Leader: Aline M. Lee, NTNU
A central challenge in ecosystem management is to separate the effects of harvest from the influences of changes in climate on the population dynamics. Here we propose that this requires a change in the choice of harvest strategies, moving from a prime focus on maximizing the mean annual yield to reducing the effects of harvesting on the population variability to maximize the cumulative yield over a longer time period (12).
This will require an integrated approach that involves a multi-species approach across trophic levels (e.g., 47), as well as an understanding of how environmental stochasticity affects the population dynamics at different trophic levels.
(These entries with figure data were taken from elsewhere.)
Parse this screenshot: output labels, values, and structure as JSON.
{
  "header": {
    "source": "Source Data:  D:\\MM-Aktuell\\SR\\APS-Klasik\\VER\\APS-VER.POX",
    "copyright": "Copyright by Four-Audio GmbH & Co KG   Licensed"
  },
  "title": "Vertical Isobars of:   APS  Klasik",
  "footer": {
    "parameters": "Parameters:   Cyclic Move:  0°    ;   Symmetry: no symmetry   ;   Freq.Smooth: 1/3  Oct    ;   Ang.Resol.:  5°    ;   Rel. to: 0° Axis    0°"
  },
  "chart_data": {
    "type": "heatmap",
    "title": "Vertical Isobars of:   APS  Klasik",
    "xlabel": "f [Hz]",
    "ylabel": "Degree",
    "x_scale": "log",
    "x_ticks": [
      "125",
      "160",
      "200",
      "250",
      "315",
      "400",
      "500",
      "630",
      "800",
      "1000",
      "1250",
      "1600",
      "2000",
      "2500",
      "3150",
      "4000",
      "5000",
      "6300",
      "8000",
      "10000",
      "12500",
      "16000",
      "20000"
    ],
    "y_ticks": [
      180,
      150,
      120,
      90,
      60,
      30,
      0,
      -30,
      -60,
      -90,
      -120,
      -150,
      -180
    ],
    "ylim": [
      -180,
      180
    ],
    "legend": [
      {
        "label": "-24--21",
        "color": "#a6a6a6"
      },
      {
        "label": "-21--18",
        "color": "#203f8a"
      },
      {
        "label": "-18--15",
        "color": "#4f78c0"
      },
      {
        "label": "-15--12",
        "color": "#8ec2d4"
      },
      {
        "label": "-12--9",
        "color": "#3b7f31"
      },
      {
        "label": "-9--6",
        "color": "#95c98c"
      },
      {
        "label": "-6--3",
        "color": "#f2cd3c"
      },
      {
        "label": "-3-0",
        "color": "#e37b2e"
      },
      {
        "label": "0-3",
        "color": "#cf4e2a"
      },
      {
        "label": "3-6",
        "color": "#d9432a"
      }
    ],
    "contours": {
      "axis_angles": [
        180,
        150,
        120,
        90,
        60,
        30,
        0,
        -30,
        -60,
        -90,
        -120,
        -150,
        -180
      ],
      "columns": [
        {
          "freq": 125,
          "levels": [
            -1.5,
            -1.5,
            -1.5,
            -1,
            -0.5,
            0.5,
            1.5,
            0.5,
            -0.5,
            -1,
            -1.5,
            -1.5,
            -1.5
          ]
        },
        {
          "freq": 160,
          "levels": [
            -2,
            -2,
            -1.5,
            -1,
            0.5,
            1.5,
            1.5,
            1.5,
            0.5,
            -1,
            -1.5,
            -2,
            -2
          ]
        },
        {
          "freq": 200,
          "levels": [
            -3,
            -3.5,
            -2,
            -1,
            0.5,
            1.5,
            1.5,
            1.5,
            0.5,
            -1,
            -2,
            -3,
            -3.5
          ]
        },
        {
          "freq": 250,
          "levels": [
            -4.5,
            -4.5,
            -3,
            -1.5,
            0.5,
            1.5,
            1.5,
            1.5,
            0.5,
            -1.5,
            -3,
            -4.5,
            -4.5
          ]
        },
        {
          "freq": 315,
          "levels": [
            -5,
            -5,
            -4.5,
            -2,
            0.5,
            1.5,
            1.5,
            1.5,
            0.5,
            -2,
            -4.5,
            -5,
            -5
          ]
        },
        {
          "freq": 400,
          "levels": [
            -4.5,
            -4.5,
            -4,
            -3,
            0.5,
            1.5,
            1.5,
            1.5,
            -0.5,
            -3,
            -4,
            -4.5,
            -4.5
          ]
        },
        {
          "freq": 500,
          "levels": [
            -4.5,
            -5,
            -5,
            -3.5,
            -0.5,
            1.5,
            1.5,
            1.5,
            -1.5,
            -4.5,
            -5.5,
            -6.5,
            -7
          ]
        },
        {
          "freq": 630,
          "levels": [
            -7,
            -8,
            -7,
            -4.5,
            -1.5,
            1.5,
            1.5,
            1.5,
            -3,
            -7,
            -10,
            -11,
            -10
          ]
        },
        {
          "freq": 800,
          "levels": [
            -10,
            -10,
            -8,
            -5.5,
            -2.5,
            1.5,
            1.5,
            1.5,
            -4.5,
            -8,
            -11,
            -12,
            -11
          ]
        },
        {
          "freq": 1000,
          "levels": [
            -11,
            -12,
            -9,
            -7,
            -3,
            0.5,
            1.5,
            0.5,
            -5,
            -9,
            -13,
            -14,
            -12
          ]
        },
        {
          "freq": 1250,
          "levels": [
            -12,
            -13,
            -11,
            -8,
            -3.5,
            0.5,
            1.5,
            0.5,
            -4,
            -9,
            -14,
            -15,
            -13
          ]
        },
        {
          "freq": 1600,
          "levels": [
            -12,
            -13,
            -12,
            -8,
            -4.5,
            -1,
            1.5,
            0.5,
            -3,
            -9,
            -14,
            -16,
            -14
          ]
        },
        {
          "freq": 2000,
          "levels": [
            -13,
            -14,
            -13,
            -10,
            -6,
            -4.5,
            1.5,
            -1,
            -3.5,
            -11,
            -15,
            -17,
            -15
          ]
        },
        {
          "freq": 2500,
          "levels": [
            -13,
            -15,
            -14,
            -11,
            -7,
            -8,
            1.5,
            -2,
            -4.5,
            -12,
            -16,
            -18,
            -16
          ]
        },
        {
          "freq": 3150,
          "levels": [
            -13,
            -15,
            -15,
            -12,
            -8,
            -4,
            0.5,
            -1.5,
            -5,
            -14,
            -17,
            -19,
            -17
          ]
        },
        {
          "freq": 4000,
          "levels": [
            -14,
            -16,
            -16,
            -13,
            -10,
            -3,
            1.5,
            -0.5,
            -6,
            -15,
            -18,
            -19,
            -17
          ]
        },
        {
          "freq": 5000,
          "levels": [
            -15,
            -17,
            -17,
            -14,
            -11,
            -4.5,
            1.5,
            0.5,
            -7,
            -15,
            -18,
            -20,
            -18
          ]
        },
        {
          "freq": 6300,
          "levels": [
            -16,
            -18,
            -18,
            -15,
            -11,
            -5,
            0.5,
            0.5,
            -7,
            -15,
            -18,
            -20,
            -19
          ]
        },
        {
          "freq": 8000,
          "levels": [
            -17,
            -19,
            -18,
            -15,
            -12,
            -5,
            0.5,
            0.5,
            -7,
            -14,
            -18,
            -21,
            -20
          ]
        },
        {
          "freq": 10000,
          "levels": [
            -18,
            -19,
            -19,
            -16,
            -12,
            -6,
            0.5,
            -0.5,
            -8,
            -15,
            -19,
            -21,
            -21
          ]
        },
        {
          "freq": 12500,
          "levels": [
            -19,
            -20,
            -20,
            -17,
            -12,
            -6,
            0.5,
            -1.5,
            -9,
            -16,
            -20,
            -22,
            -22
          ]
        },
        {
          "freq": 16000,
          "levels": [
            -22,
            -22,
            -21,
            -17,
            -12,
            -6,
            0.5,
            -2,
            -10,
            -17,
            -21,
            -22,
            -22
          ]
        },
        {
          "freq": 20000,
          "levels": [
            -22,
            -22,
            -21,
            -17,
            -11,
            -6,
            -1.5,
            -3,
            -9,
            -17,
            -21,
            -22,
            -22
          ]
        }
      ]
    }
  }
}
In this WP we will apply a three-step approach to derive principles for developing such robust harvest strategies.
- First, we will explore how differences in the structure of the environmental noise should influence the choice of harvest strategy by, e.g., requiring more information about autocorrelation structure in the previous vital rates.
- Second, we will examine the potentially additive effects of environmental stochasticity on the population dynamics of harvested species, in particular focusing on interactions between environmental noise at different trophic levels.
- Third, we will use these patterns to produce stochastic multispecies harvest models using extensive stochastic simulations, with different strategies and varying parameters defining the harvesting rate.
This will provide valuable insights in how multivariate environmental noise will affect the dynamics as well as the temporal mean and variance of the yield as function of different harvest strategies (12).